Ups and Downs in the Tajos de Bermejales
A tongue in cheek look at our latest exploit
It was a cold, clear morning as a large band of Nomads congregated at the car park at the town of Pantano de Bermejales. Today was a first for all of us, a trip down the river gorge of the Tajos de Bermejales, northwards towards the town of Cacin.
The initial few kilometres provided a gentle introduction to the rigours to come. Ahead the gorge just hinted at it's magnificence rather than laid all it's wares to view.
Far too many photos to post here: All our photos can be viewed here
Unexpectedly, we arrived at a series of rungs and a ladder climbing a near vertical rock. What? I had expected simple wide paths as this walk is frequented by many people, especially at weekends. Nevertheless, the Nomads gritted their ageing teeth and climbed the impasse with much aplomb.

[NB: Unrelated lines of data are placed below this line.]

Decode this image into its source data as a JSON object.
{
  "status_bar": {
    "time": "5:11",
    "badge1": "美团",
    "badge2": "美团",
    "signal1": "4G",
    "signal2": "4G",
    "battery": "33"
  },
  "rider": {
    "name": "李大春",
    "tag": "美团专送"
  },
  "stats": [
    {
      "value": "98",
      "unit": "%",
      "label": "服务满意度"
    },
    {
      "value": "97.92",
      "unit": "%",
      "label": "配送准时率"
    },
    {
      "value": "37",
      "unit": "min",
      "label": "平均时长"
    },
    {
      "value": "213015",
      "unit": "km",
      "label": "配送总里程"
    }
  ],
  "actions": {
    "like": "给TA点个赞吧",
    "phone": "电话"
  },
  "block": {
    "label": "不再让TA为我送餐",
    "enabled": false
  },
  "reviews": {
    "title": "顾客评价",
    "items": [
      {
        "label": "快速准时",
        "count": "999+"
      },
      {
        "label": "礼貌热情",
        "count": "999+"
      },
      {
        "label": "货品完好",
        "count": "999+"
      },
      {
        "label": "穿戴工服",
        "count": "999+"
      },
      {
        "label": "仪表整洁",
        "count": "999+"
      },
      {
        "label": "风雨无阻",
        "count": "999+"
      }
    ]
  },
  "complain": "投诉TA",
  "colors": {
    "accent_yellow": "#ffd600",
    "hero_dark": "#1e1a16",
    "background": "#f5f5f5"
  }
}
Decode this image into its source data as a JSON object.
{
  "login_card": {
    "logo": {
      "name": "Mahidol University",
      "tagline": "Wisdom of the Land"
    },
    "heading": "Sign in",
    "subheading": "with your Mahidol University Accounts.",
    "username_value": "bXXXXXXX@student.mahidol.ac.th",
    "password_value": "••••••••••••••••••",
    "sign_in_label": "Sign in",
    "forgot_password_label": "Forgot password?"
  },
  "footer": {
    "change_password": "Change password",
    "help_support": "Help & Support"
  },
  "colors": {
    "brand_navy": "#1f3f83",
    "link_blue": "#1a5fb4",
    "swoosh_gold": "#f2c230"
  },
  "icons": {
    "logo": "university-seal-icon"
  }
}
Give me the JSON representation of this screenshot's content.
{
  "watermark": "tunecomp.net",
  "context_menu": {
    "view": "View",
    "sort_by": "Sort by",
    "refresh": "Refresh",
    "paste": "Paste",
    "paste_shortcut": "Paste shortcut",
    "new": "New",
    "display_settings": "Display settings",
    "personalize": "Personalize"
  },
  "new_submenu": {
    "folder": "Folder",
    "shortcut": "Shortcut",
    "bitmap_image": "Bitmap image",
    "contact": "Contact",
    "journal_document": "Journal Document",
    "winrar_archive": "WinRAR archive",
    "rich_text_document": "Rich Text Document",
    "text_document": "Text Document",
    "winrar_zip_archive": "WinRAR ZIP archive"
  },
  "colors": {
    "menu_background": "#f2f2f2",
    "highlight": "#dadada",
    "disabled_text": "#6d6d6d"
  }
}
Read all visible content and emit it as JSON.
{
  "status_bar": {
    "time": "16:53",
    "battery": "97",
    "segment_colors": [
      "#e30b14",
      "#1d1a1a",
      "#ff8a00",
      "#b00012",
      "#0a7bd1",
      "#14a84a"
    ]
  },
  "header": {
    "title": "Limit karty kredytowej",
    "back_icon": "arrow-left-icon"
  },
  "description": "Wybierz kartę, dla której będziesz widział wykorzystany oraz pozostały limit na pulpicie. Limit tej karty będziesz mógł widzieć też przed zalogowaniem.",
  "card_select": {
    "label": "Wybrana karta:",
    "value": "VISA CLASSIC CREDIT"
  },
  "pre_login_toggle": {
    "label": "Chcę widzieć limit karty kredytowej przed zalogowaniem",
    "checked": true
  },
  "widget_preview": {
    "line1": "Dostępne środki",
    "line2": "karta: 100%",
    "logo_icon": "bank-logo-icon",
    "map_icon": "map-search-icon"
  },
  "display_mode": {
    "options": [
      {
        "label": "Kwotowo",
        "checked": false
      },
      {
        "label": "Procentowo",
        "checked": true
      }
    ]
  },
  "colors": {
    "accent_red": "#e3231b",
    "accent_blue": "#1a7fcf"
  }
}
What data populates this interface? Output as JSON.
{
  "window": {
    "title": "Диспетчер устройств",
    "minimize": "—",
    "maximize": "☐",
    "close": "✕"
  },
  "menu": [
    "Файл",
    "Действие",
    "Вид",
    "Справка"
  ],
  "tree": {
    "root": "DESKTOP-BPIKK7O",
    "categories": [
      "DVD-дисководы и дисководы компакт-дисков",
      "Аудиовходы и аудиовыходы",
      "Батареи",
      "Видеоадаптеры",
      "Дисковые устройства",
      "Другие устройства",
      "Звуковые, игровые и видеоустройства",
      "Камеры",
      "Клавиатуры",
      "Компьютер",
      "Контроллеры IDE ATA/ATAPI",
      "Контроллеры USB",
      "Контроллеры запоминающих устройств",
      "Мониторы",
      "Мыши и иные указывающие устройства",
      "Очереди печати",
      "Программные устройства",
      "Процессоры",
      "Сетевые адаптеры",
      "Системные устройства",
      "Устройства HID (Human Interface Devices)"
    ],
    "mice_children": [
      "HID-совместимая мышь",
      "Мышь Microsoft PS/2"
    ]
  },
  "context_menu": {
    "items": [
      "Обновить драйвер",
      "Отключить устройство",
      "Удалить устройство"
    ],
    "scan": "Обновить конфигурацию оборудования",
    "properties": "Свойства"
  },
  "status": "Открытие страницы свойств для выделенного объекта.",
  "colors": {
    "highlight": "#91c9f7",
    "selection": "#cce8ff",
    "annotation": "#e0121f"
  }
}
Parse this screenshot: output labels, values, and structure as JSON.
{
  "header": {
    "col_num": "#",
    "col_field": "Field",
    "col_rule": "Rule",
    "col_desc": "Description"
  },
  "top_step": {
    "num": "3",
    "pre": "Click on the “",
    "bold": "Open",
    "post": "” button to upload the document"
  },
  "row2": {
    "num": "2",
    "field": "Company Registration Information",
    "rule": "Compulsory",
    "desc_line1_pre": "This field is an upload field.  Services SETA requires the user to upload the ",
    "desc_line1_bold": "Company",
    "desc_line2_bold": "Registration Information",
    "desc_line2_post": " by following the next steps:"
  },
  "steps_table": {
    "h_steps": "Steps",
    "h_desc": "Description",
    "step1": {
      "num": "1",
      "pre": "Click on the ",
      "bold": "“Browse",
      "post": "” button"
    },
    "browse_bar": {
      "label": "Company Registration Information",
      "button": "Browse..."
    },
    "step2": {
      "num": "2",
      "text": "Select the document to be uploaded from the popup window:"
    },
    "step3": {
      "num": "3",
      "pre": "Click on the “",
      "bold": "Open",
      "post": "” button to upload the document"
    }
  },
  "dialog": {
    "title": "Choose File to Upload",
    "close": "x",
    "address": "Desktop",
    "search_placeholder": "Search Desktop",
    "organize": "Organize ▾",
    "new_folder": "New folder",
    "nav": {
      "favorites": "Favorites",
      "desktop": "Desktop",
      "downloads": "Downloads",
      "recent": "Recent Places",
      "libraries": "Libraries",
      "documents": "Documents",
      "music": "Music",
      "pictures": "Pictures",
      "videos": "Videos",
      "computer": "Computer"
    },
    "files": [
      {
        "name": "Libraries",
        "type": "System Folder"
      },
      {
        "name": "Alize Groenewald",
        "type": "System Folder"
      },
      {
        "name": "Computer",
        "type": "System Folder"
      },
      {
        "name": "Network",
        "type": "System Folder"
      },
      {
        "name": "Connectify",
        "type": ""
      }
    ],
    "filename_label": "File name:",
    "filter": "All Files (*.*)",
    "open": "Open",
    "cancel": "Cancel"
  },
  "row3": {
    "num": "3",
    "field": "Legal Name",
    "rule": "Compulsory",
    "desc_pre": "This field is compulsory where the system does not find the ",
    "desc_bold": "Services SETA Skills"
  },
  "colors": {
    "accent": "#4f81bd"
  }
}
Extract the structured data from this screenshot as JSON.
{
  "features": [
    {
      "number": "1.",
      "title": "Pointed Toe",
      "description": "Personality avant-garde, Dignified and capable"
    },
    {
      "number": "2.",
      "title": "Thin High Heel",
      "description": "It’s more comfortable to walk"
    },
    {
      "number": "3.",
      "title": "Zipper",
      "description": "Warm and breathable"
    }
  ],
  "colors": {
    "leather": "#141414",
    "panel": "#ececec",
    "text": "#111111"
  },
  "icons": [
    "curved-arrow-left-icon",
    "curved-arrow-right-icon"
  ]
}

What followed was incredible. A series of steep undulations of the path, at times necessitating the use of rope handrails or metal rungs built into the rock. It was easy enough and could hardly be termed “via ferrata”, but did get the old juices flowing.
The Nomads tackled each obstacle with the fortitude we have come to expect, scaling vertical faces or descending steep rock walls is second nature to this band of intrepid adventurers!
The gorge also did it's very best to show off too. Overhanging, multi coloured sandstone walls lined the sides and the valley floor was covered with lush vegetation lit up by autumnal colours and outlined by the sunlight. Above, against the blue sky, flew a pair of the rare Bonelli's Eagles.
Some of the rope assisted ascents and descents had sections of either rather frayed rope or maybe rope that had first accompanied Mallory and Irvine on their possible ascent of Everest in 1924.
Towards the lower part of the gorge we had to crouch low to avoid overhanging rock on the right and the river to our left. A series of bridges had been constructed to cross the river. These swayed alarmingly as one started across the wooden struts, contemplating the normal standard of spanish workmanship! All doubts evaporated after the first bridge though and thereafter we met each swinging bits of, cobbled together, wood and wire with renewed resilience.
After 3 hours we reached the end of the adventure. We lunched by a bridge before tackling the, rather boring, 2 hour road walk back to the car park. If we did this again, which I certainly will, a car at either end would be of great assistance.
The whole route took us 5.5 hours. A long time for 12km with only about 400m ascent/descent. But, we were a group of 12 and with no more than 2 to a bridge crossing or 1 person to a rope handrail it was necessarily slow going. This didn't matter as the spectacular scenery more than compensated for the waiting.
Another superb day out with the good folk of the Alpujarra Nomads. Thoroughly recommended!